Vous vous y attendiez ?
« Un peu oui parce que j’avais déjà reçu un coup de fil il y a un an. On m’avait proposé d’essayer de suivre l’équipe de France. Mais après je ne me suis pas emballé. »

Comment expliquez-vous ce choix du comité ?
« C’est une question difficile. Je pense qu’il faudra leur demander lorsqu’ils seront là. Je pense que c’est le résultat des jeunes que je suis.
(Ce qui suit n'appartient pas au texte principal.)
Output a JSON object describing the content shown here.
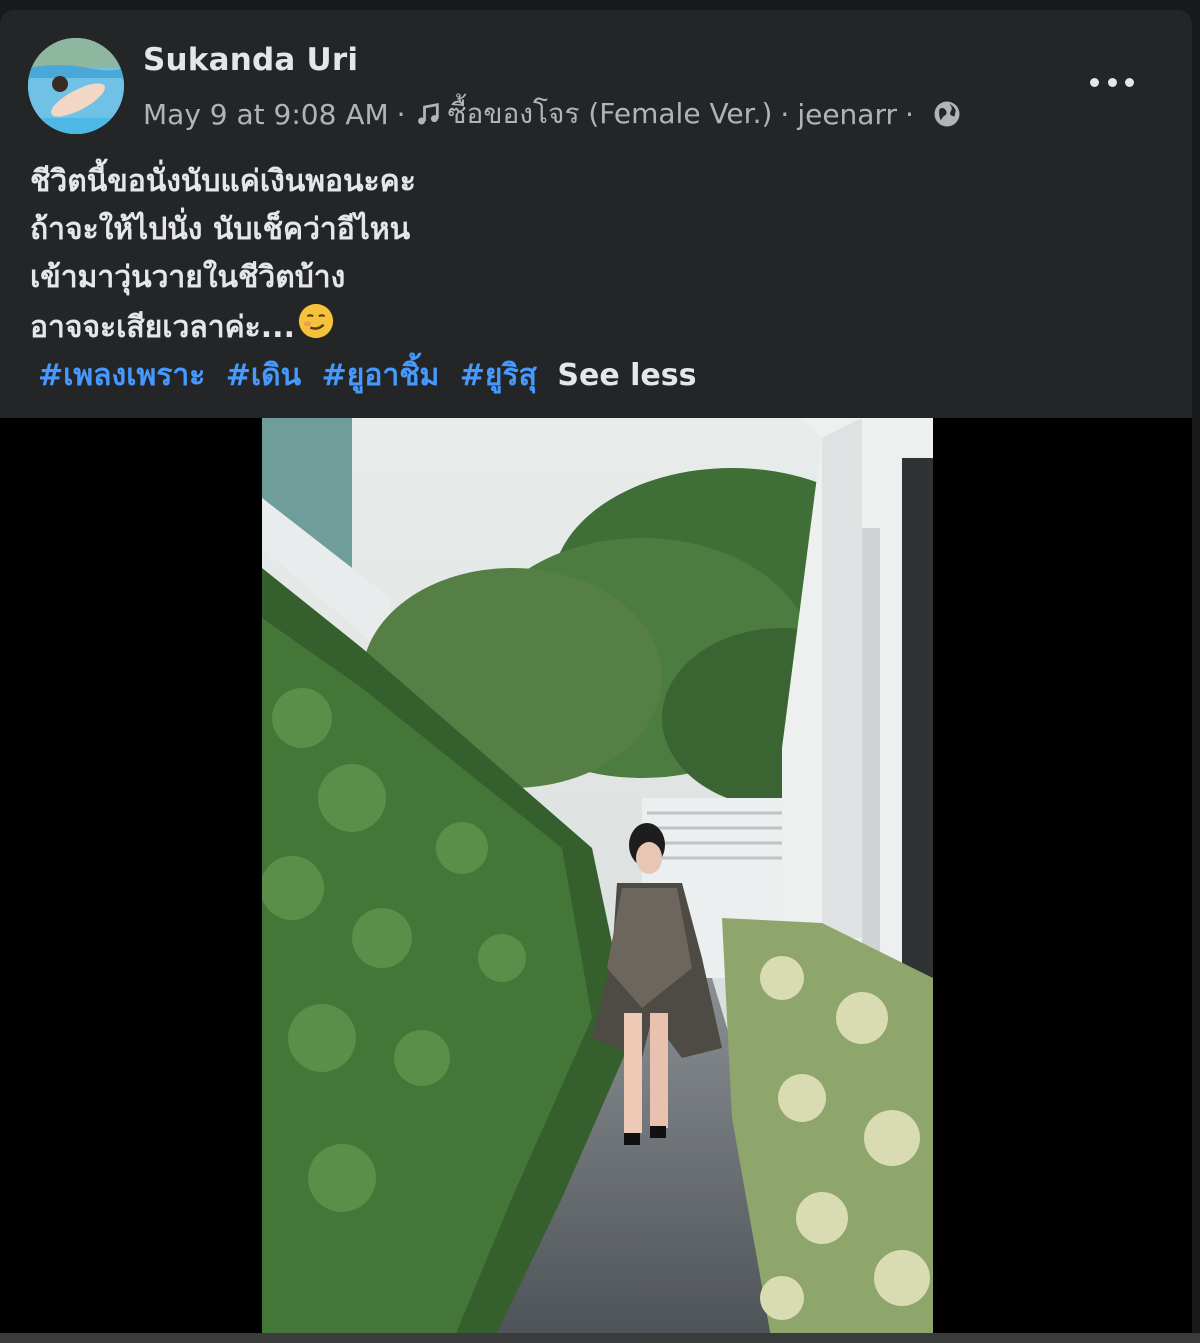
{
  "post": {
    "author": "Sukanda Uri",
    "timestamp": "May 9 at 9:08 AM",
    "separator": "·",
    "song": "ซื้อของโจร (Female Ver.)",
    "artist": "jeenarr",
    "audience_icon": "globe-icon",
    "music_icon": "music-note-icon",
    "more_icon": "more-options-icon",
    "text_lines": [
      "ชีวิตนี้ขอนั่งนับแค่เงินพอนะคะ",
      "ถ้าจะให้ไปนั่ง นับเช็คว่าอีไหน",
      "เข้ามาวุ่นวายในชีวิตบ้าง",
      "อาจจะเสียเวลาค่ะ..."
    ],
    "emoji": "smirk-emoji",
    "hashtags": [
      "#เพลงเพราะ",
      "#เดิน",
      "#ยูอาชิ้ม",
      "#ยูริสุ"
    ],
    "see_less": "See less"
  },
  "colors": {
    "background": "#18191a",
    "card": "#242526",
    "primary_text": "#e4e6eb",
    "secondary_text": "#b0b3b8",
    "hashtag": "#4599ff"
  }
}
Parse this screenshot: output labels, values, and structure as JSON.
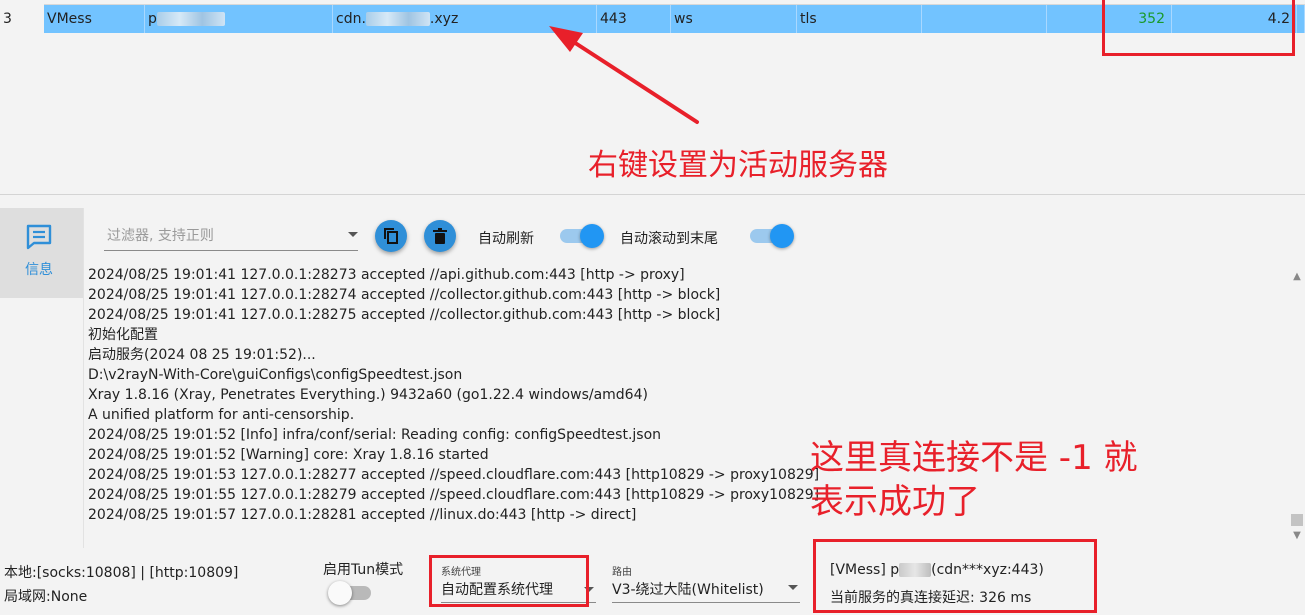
{
  "server_row": {
    "index": "3",
    "type": "VMess",
    "remarks_prefix": "p",
    "address_prefix": "cdn.",
    "address_suffix": "xyz",
    "port": "443",
    "network": "ws",
    "security": "tls",
    "delay_ms": "352",
    "speed": "4.2"
  },
  "annotations": {
    "set_active": "右键设置为活动服务器",
    "real_delay_note_line1": "这里真连接不是 -1 就",
    "real_delay_note_line2": "表示成功了",
    "color": "#e8202a"
  },
  "nav": {
    "info_label": "信息",
    "info_icon": "message-icon",
    "accent": "#2f8fd8"
  },
  "toolbar": {
    "filter_placeholder": "过滤器, 支持正则",
    "copy_icon": "copy-icon",
    "delete_icon": "trash-icon",
    "auto_refresh_label": "自动刷新",
    "auto_refresh_on": true,
    "auto_scroll_label": "自动滚动到末尾",
    "auto_scroll_on": true
  },
  "log_lines": [
    "2024/08/25 19:01:41 127.0.0.1:28273 accepted //api.github.com:443 [http -> proxy]",
    "2024/08/25 19:01:41 127.0.0.1:28274 accepted //collector.github.com:443 [http -> block]",
    "2024/08/25 19:01:41 127.0.0.1:28275 accepted //collector.github.com:443 [http -> block]",
    "初始化配置",
    "启动服务(2024 08 25 19:01:52)...",
    "D:\\v2rayN-With-Core\\guiConfigs\\configSpeedtest.json",
    "Xray 1.8.16 (Xray, Penetrates Everything.) 9432a60 (go1.22.4 windows/amd64)",
    "A unified platform for anti-censorship.",
    "2024/08/25 19:01:52 [Info] infra/conf/serial: Reading config: configSpeedtest.json",
    "2024/08/25 19:01:52 [Warning] core: Xray 1.8.16 started",
    "2024/08/25 19:01:53 127.0.0.1:28277 accepted //speed.cloudflare.com:443 [http10829 -> proxy10829]",
    "2024/08/25 19:01:55 127.0.0.1:28279 accepted //speed.cloudflare.com:443 [http10829 -> proxy10829]",
    "2024/08/25 19:01:57 127.0.0.1:28281 accepted //linux.do:443 [http -> direct]"
  ],
  "status_bar": {
    "local_ports": "本地:[socks:10808] | [http:10809]",
    "lan": "局域网:None",
    "tun_label": "启用Tun模式",
    "tun_on": false,
    "sysproxy_caption": "系统代理",
    "sysproxy_value": "自动配置系统代理",
    "routing_caption": "路由",
    "routing_value": "V3-绕过大陆(Whitelist)",
    "active_server_prefix": "[VMess] p",
    "active_server_suffix": "(cdn***xyz:443)",
    "real_delay": "当前服务的真连接延迟: 326 ms"
  }
}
Je pense que tout vient de là. »

Connaissez-vous les noms des surfeurs qui feront partie de l’équipe de France que vous allez coacher ?
« Oui, chez les hommes on a Michel Bourez, Jérémy Flores et Joan Duru et chez les filles, nous avons Johanne Defay, Vahine Fierro et Cannelle Bulard. »

Comment allez-vous les préparer ?
« Je vais partir en septembre aux championnats du monde ISA Open pour voir comment on va se préparer pendant l’année jusqu’au jeux olympiques. Tout se décidera lorsque je serais au Japon »
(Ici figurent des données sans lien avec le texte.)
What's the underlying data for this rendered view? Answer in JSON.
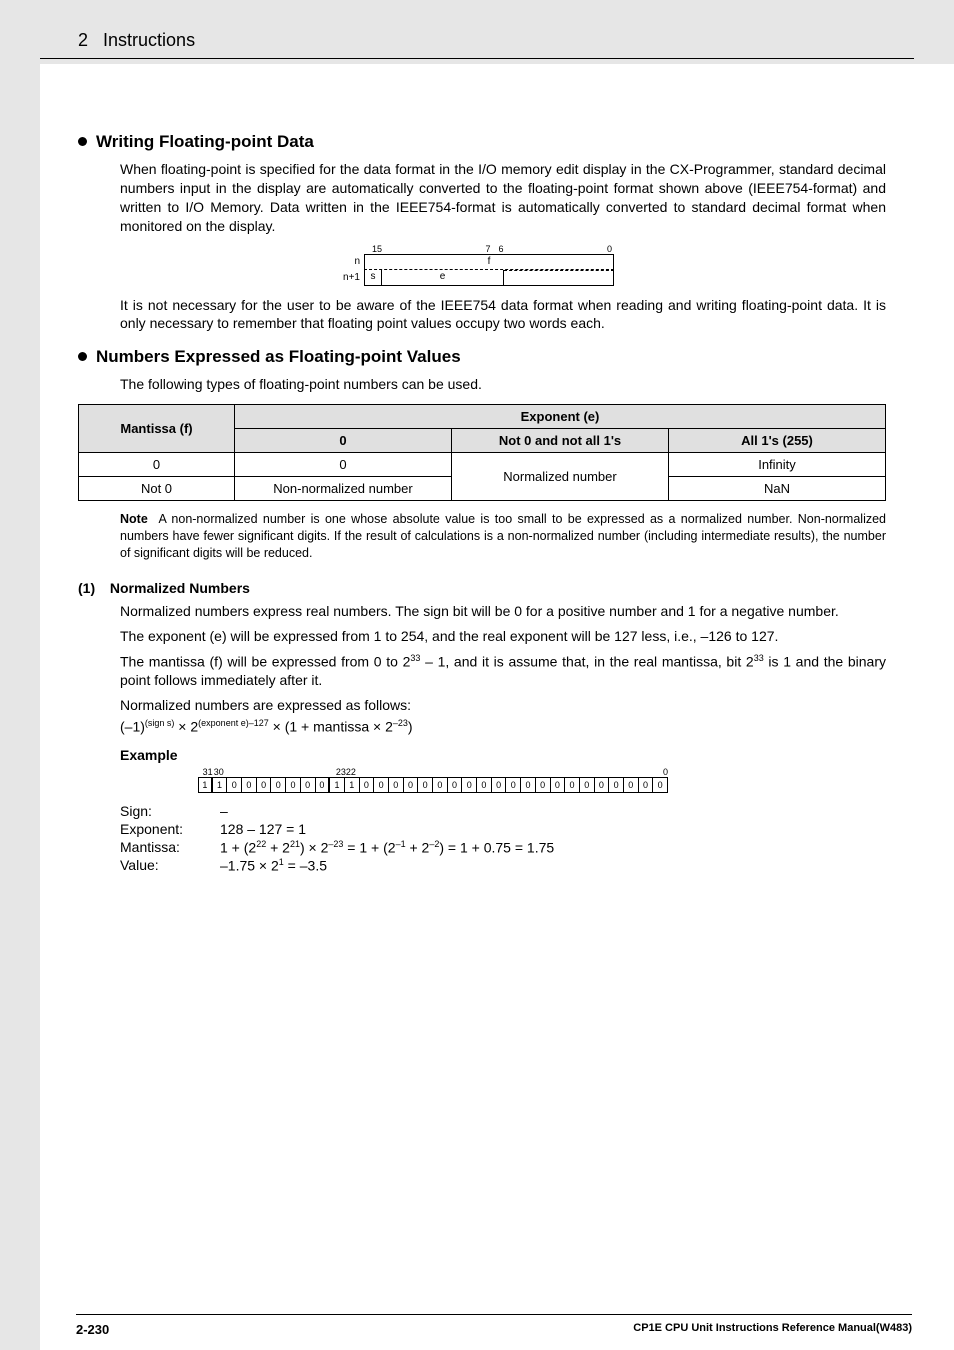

Quelle sera la plus grosse difficulté pour vous ?
« Je ne sais pas. J’anticiperai. Il faut justement qu’il n’y ai pas de difficultés. Je m’attends à tout. Ça se passera là, au mois de septembre. »
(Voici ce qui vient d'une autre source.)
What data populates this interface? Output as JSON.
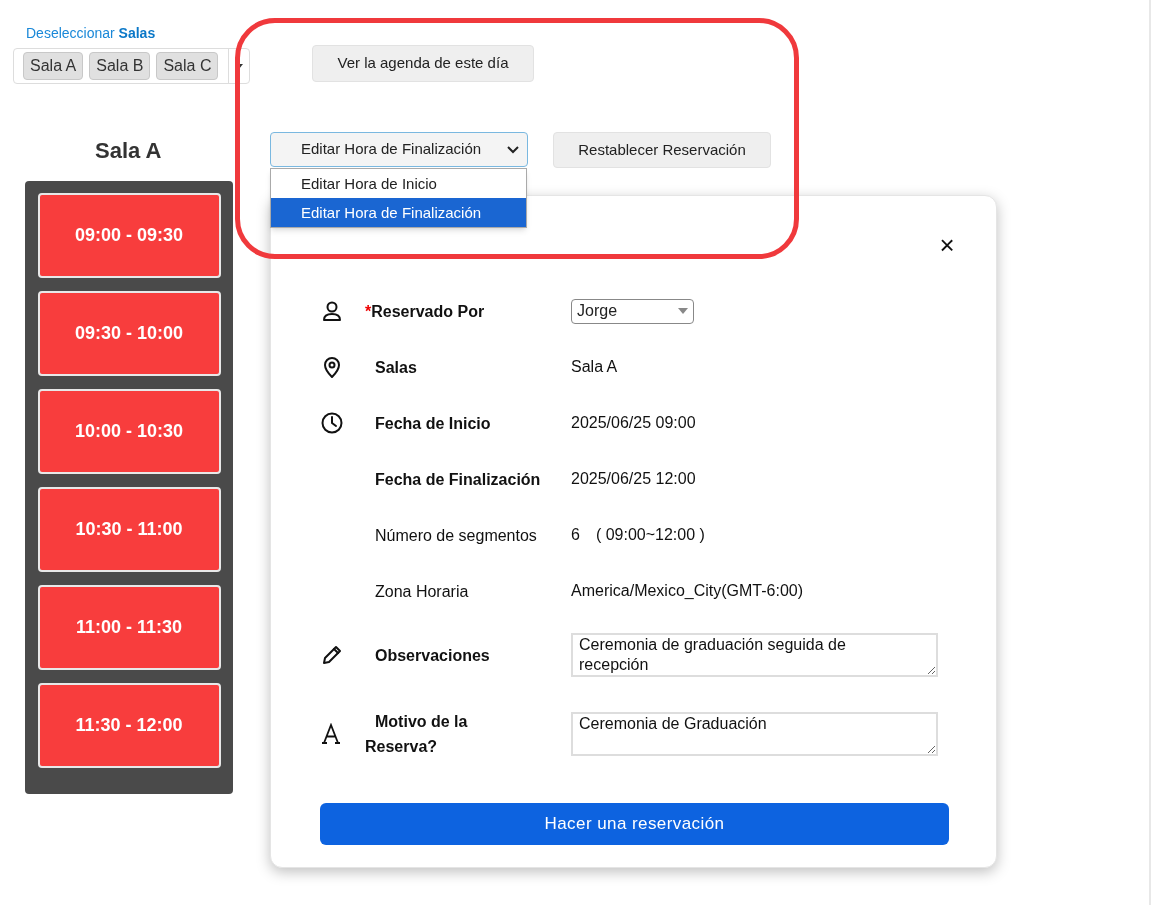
{
  "deselect_link": {
    "text": "Deseleccionar",
    "bold_text": "Salas"
  },
  "room_tags": [
    "Sala A",
    "Sala B",
    "Sala C"
  ],
  "room_title": "Sala A",
  "time_slots": [
    {
      "label": "09:00 - 09:30",
      "booked": true
    },
    {
      "label": "09:30 - 10:00",
      "booked": true
    },
    {
      "label": "10:00 - 10:30",
      "booked": true
    },
    {
      "label": "10:30 - 11:00",
      "booked": true
    },
    {
      "label": "11:00 - 11:30",
      "booked": true
    },
    {
      "label": "11:30 - 12:00",
      "booked": true
    }
  ],
  "agenda_button": "Ver la agenda de este día",
  "edit_mode_select": {
    "value": "Editar Hora de Finalización",
    "expanded": true,
    "options": [
      {
        "label": "Editar Hora de Inicio",
        "selected": false
      },
      {
        "label": "Editar Hora de Finalización",
        "selected": true
      }
    ]
  },
  "reset_button": "Restablecer Reservación",
  "reservation_form": {
    "close": "×",
    "fields": [
      {
        "label": "Reservado Por",
        "required_mark": "*",
        "emphasized": true,
        "kind": "select",
        "value": "Jorge"
      },
      {
        "label": "Salas",
        "emphasized": true,
        "kind": "text",
        "value": "Sala A"
      },
      {
        "label": "Fecha de Inicio",
        "emphasized": true,
        "kind": "text",
        "value": "2025/06/25 09:00"
      },
      {
        "label": "Fecha de Finalización",
        "emphasized": true,
        "kind": "text",
        "value": "2025/06/25 12:00"
      },
      {
        "label": "Número de segmentos",
        "emphasized": false,
        "kind": "text",
        "value": "6",
        "detail": "( 09:00~12:00 )"
      },
      {
        "label": "Zona Horaria",
        "emphasized": false,
        "kind": "text",
        "value": "America/Mexico_City(GMT-6:00)"
      },
      {
        "label": "Observaciones",
        "emphasized": true,
        "kind": "textarea",
        "value": "Ceremonia de graduación seguida de recepción"
      },
      {
        "label": "Motivo de la Reserva?",
        "emphasized": true,
        "kind": "textarea",
        "value": "Ceremonia de Graduación"
      }
    ],
    "submit_button": "Hacer una reservación"
  }
}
La Polynésie doit officialiser sa candidature pour accueillir les JO de 2024. C’est aussi une bonne nouvelle pour la Polynésie. Qu’en pensez-vous ?
« C’est une très grande nouvelle pour la Polynésie. Aujourd’hui on ne sait pas encore si ce sera ici ou en France mais on croise les doigts. J’espère vraiment que ça se passera chez nous. Que ça soit à Teahupoo ou Papara. Au moins en Polynésie. »

Sur les deux spots proposés par le Pays, on imagine que vous souhaitez que Taharuu soit retenu. Qu’est-ce qui fait sa différence selon vous ?
« C’est la facilité. Je pense beaucoup au tourisme, aux personnes qui vont venir regarder la compétition. Je pense qu’il y a un meilleur accès à Papara. C’est beaucoup plus facile au niveau de la sécurité pour tout le monde. C’est clair que Teahupoo, il y a la vague, elle est magnifique. Si on arrive à faciliter l’accès à Teahupoo, ce sera difficile de ramener à Papara. En tout cas, que ce soit à Teahupoo ou papara, si c’est chez nous c’est magnifique. »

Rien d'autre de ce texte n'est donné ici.